Con la llegada del año nuevo se inicia una etapa desconocida para México y sus contribuyentes. La reforma fiscal aprobada por el gobierno federal, cuyo objetivo es recaudar como nunca en la historia del país, pretende poner en orden al Sistema de Administración Tributaria y su abultado padrón que por años ha estado en el oscurantismo, pues nadie sabe cómo se maneja, ni creo que se sabrá.

Al ser una práctica jamás realizada, todo lo proveniente de la Hacienda pública es doloso y ofensivo; muy a pesar de los buenos deseos e intenciones para poder conformar un sistema tributario, la innovación gubernamental que implique gastos a la población jamás será bienvenida, por mucho que se venda el discurso de que “tus impuestos están trabajando”.

En su afán, la primera acometida reformadora dio por encomendado al sistema electrónico –como la Matrix- el revelar los nombres de los contribuyentes morosos, es decir, quienes le adeudan al fisco, empresas y ciudadanos, para así evidenciar o preocupar a los que pronto estarán en problemas hacendarios.

La medida aún no tiene repercusiones sociales, pero seguramente los tendrá de empezar a aplicar sanciones y multas al por mayor que, sí, generarán más recaudación, pero a la malagueña como dicen.

Recuerdo el viejo sistema tributario mexicano de la década de 1980. Las ya extintas receptorías y las cajas de pago del Departamento del Distrito Federal; las enormes filas para depositar en bancos los impuestos y que todos podían tributar sin mayor problema.

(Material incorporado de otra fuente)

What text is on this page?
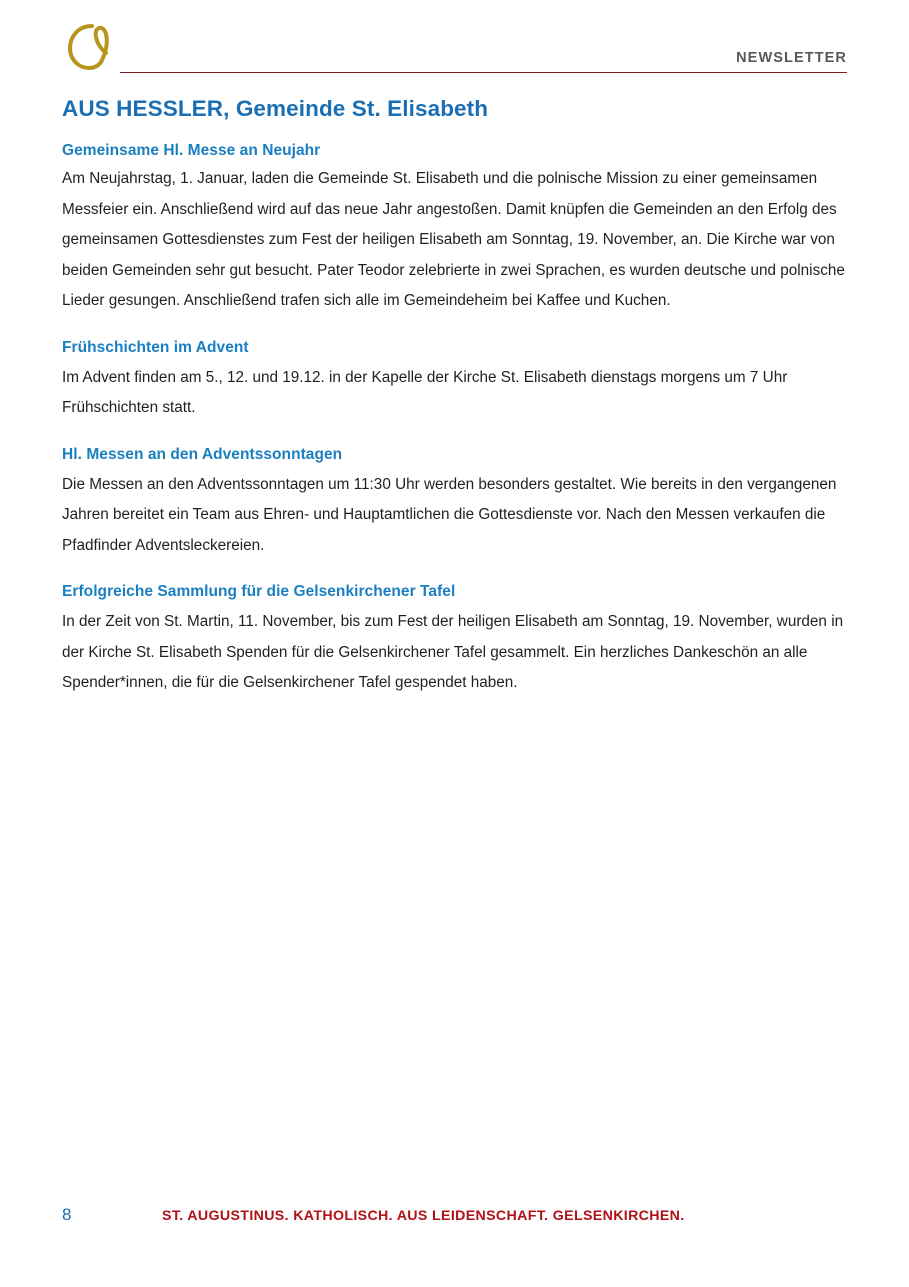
NEWSLETTER
AUS HESSLER, Gemeinde St. Elisabeth
Gemeinsame Hl. Messe an Neujahr

Am Neujahrstag, 1. Januar, laden die Gemeinde St. Elisabeth und die polnische Mission zu einer gemeinsamen Messfeier ein. Anschließend wird auf das neue Jahr angestoßen. Damit knüpfen die Gemeinden an den Erfolg des gemeinsamen Gottesdienstes zum Fest der heiligen Elisabeth am Sonntag, 19. November, an. Die Kirche war von beiden Gemeinden sehr gut besucht. Pater Teodor zelebrierte in zwei Sprachen, es wurden deutsche und polnische Lieder gesungen. Anschließend trafen sich alle im Gemeindeheim bei Kaffee und Kuchen.

Frühschichten im Advent

Im Advent finden am 5., 12. und 19.12. in der Kapelle der Kirche St. Elisabeth dienstags morgens um 7 Uhr Frühschichten statt.

Hl. Messen an den Adventssonntagen

Die Messen an den Adventssonntagen um 11:30 Uhr werden besonders gestaltet. Wie bereits in den vergangenen Jahren bereitet ein Team aus Ehren- und Hauptamtlichen die Gottesdienste vor. Nach den Messen verkaufen die Pfadfinder Adventsleckereien.

Erfolgreiche Sammlung für die Gelsenkirchener Tafel

In der Zeit von St. Martin, 11. November, bis zum Fest der heiligen Elisabeth am Sonntag, 19. November, wurden in der Kirche St. Elisabeth Spenden für die Gelsenkirchener Tafel gesammelt. Ein herzliches Dankeschön an alle Spender*innen, die für die Gelsenkirchener Tafel gespendet haben.

8	ST. AUGUSTINUS. KATHOLISCH. AUS LEIDENSCHAFT. GELSENKIRCHEN.
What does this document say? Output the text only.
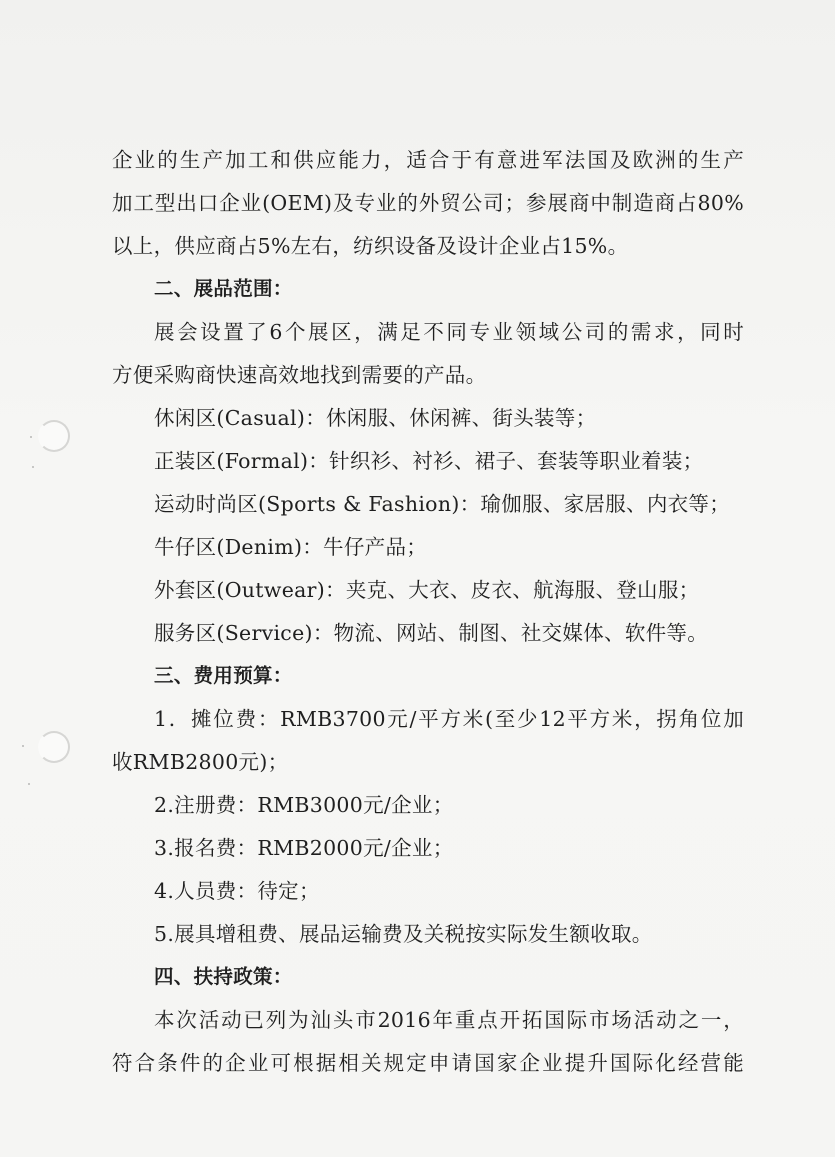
企业的生产加工和供应能力，适合于有意进军法国及欧洲的生产
加工型出口企业(OEM)及专业的外贸公司；参展商中制造商占80%
以上，供应商占5%左右，纺织设备及设计企业占15%。
二、展品范围：
展会设置了6个展区，满足不同专业领域公司的需求，同时
方便采购商快速高效地找到需要的产品。
休闲区(Casual)：休闲服、休闲裤、街头装等；
正装区(Formal)：针织衫、衬衫、裙子、套装等职业着装；
运动时尚区(Sports & Fashion)：瑜伽服、家居服、内衣等；
牛仔区(Denim)：牛仔产品；
外套区(Outwear)：夹克、大衣、皮衣、航海服、登山服；
服务区(Service)：物流、网站、制图、社交媒体、软件等。
三、费用预算：
1．摊位费：RMB3700元/平方米(至少12平方米，拐角位加
收RMB2800元)；
2.注册费：RMB3000元/企业；
3.报名费：RMB2000元/企业；
4.人员费：待定；
5.展具增租费、展品运输费及关税按实际发生额收取。
四、扶持政策：
本次活动已列为汕头市2016年重点开拓国际市场活动之一，
符合条件的企业可根据相关规定申请国家企业提升国际化经营能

Al desaparecer dicho modelo, las delegaciones y municipios, quienes son el principal vínculo con la sociedad para el método de recaudación, tuvieron que adaptarse sistemas alternativos de recaudación para poder hacerse de recursos en las administraciones locales.

Sin embargo, al no poder contar con los presupuestos necesarios para los programas de modernización y obra pública, inclusión de tecnologías, entre otros, algunas zonas del país han quedado en el rezago total, que es necesaria una reforma que permita el reparto proporcional de los fondos recaudados por el gobierno.

Aún así, la medad de evidencias a los contribuyentes, siento en solucionará de forma parcial la recaudación forzosa, puesto que a lo mejor sí, los pequeños pagadores, empresas medianas y personas físicas puedan adaptarse a la situación; pero las grandes empresas, corporativos y los mismos organismos de gobiernos que deben pagar impuestos, tendrán una larga y sinuosa carrera para poder alcanzar acuerdos y negociaciones que permitan solventar morosidades y pagos pendientes con el fisco.

Por último, siento que el tener controlada a la base tributaria con mayor eficacia que a la delincuencia del país no es más que un reflejo de lo que el gobierno busca en sus ciudadanos.